Dan seperti itulah juga perjalanan hidup yang terkadang tidak bisa diprediksi, layaknya ramalan cuaca yang dikeluarkan oleh Badan Meteorologi dan Geofisika. Terkadang tepat terkadang juga meleset, sekalipun sudah dengan dibantu peralatan yang mumpuni. Sambil sesekali membaca berita lewat media sosial yang ada dalam genggaman kami berdua berbincang santai.
Buat penulis secara pribadi, membaca berita rasanya lebih sreg dan lebih nyaman dengan membaca koran seperti jaman dahulu sebelum teknologi berkembang begitu pesat. Mata ini bisa leluasa melihat lembar demi lembar koran, mulai dari berita politik, berita olahraga sampai lowongan kerja dan iklan yang mengharu biru ataupun jadual film yang akan tayang di bioskop.
Di tengah perbincangan dengan isteri kemarin pagi, salah satunya adalah pembicaraan terkait demo yang dilakukan kaum mahasiswa dengan mengangkat tagline Indonesia Gelap dan juga tagar Kabur Aja Dulu. Mungkin bagi seorang pensiunan seperti penulis, ada rasa yang tidak dirasa-rasa mengikuti perkembangan negeri ini. Apa sudah demikian kondisi negeri yang disebut Negara Zamrud Khatulistiwa ini ?
Sambil meneguk teh yang tinggal separuh, tiba- tiba saja terlontar kata-kata dari isteri penulis. Dia katakan, enak sekali hidupnya mama, adik-adik dan sepupu yang sudah menghadap hadirat Tuhan. Mereka tidak mengalami kejadian-kejadian seperti yang terjadi sekarang ini. Hampir semua harga di pasar merangkak naik, banyak PHK, dan orang-orang yang di atas tidak mengerti kondisi rakyat jelata yang sedang megap-megap. Kedua matanya nanar dan terlihat ada tetesan air mata.

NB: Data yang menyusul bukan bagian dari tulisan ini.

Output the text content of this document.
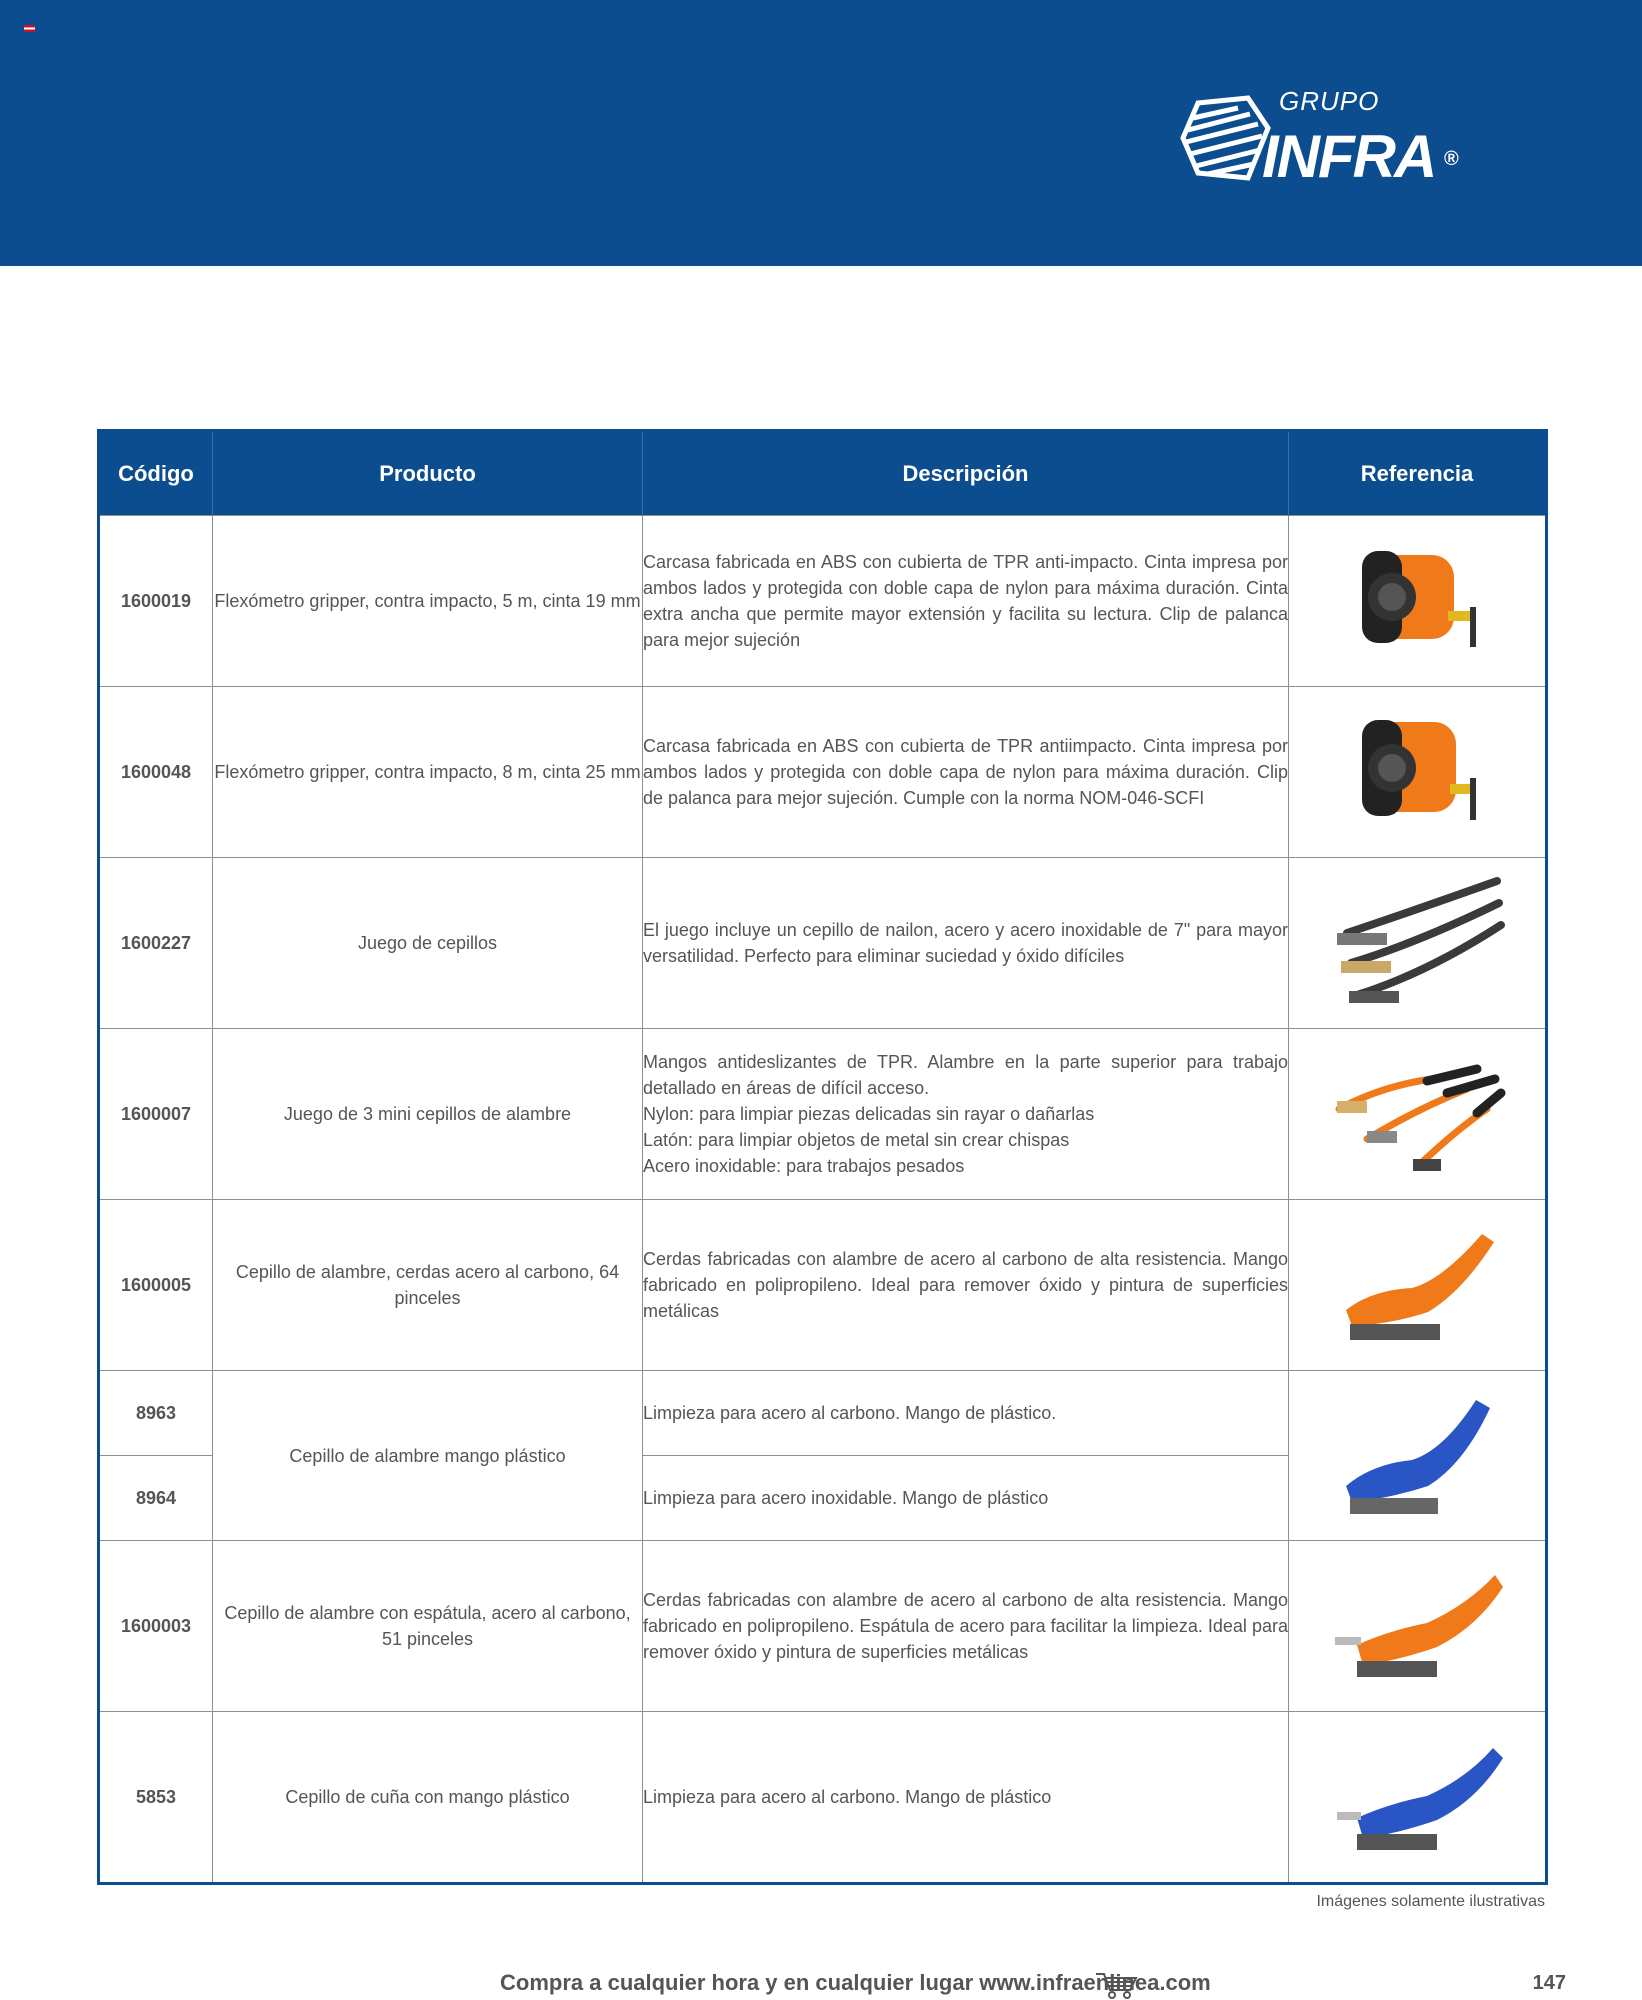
GRUPO
INFRA ®
Código	Producto	Descripción	Referencia
1600019	Flexómetro gripper, contra impacto, 5 m, cinta 19 mm	Carcasa fabricada en ABS con cubierta de TPR anti-impacto. Cinta impresa por ambos lados y protegida con doble capa de nylon para máxima duración. Cinta extra ancha que permite mayor extensión y facilita su lectura. Clip de palanca para mejor sujeción	

1600048	Flexómetro gripper, contra impacto, 8 m, cinta 25 mm	Carcasa fabricada en ABS con cubierta de TPR antiimpacto. Cinta impresa por ambos lados y protegida con doble capa de nylon para máxima duración. Clip de palanca para mejor sujeción. Cumple con la norma NOM-046-SCFI	

1600227	Juego de cepillos	El juego incluye un cepillo de nailon, acero y acero inoxidable de 7" para mayor versatilidad. Perfecto para eliminar suciedad y óxido difíciles	

1600007	Juego de 3 mini cepillos de alambre	Mangos antideslizantes de TPR. Alambre en la parte superior para trabajo detallado en áreas de difícil acceso.
Nylon: para limpiar piezas delicadas sin rayar o dañarlas
Latón: para limpiar objetos de metal sin crear chispas
Acero inoxidable: para trabajos pesados

1600005	Cepillo de alambre, cerdas acero al carbono, 64 pinceles	Cerdas fabricadas con alambre de acero al carbono de alta resistencia. Mango fabricado en polipropileno. Ideal para remover óxido y pintura de superficies metálicas	

8963	Cepillo de alambre mango plástico	Limpieza para acero al carbono. Mango de plástico.	

8964		Limpieza para acero inoxidable. Mango de plástico	
1600003	Cepillo de alambre con espátula, acero al carbono, 51 pinceles	Cerdas fabricadas con alambre de acero al carbono de alta resistencia. Mango fabricado en polipropileno. Espátula de acero para facilitar la limpieza. Ideal para remover óxido y pintura de superficies metálicas	

5853	Cepillo de cuña con mango plástico	Limpieza para acero al carbono. Mango de plástico	
Imágenes solamente ilustrativas
Compra a cualquier hora y en cualquier lugar www.infraenlinea.com	147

Memang isteri penulis di kala Covid menghentak negeri ini, banyak kehilangan orang-orang dicintainya. Mulai dari mamanya, ketiga adiknya, kedua tantenya dan seorang sepupunya. Apalagi mereka dipanggil pulang oleh Yang Maha Kuasa dalam kurun waktu yang berdekatan. Seingat penulis hanya hitungan bulan. Dan itu membuat isteri penulis terhempas dan kehilangan suka cita.
Dan itu seperti yang ada tertulis. Oleh sebab itu aku menganggap orang-orang yang sudah lama meninggal, lebih bahagia dari pada orang-orang hidup, yang sekarang masih hidup. Dan di sisi yang lain tertulis juga demikian. Tetapi yang lebih bahagia dari pada kedua-duanya itu kuanggap orang yang belum ada, yang belum melihat perbuatan jahat, yang terjadi di bawah matahari.
Benar juga. Karena orang-orang yang sudah meninggal dan yang belum dilahirkan ke dunia tidak mengalami dan menjalani kehidupan yang serba sulit. Apalagi ketika hukum ditunggang balikkan semaunya menurut ukuran mata uang yang dibayarkan, bukan berlandaskan kebenaran yang seutuhnya. Sepertinya kita jadi meraba-raba dalam dunia yang gelap, yang tidak tahu mau kemana dibawa kehidupan di negeri yang katanya loh jinawi.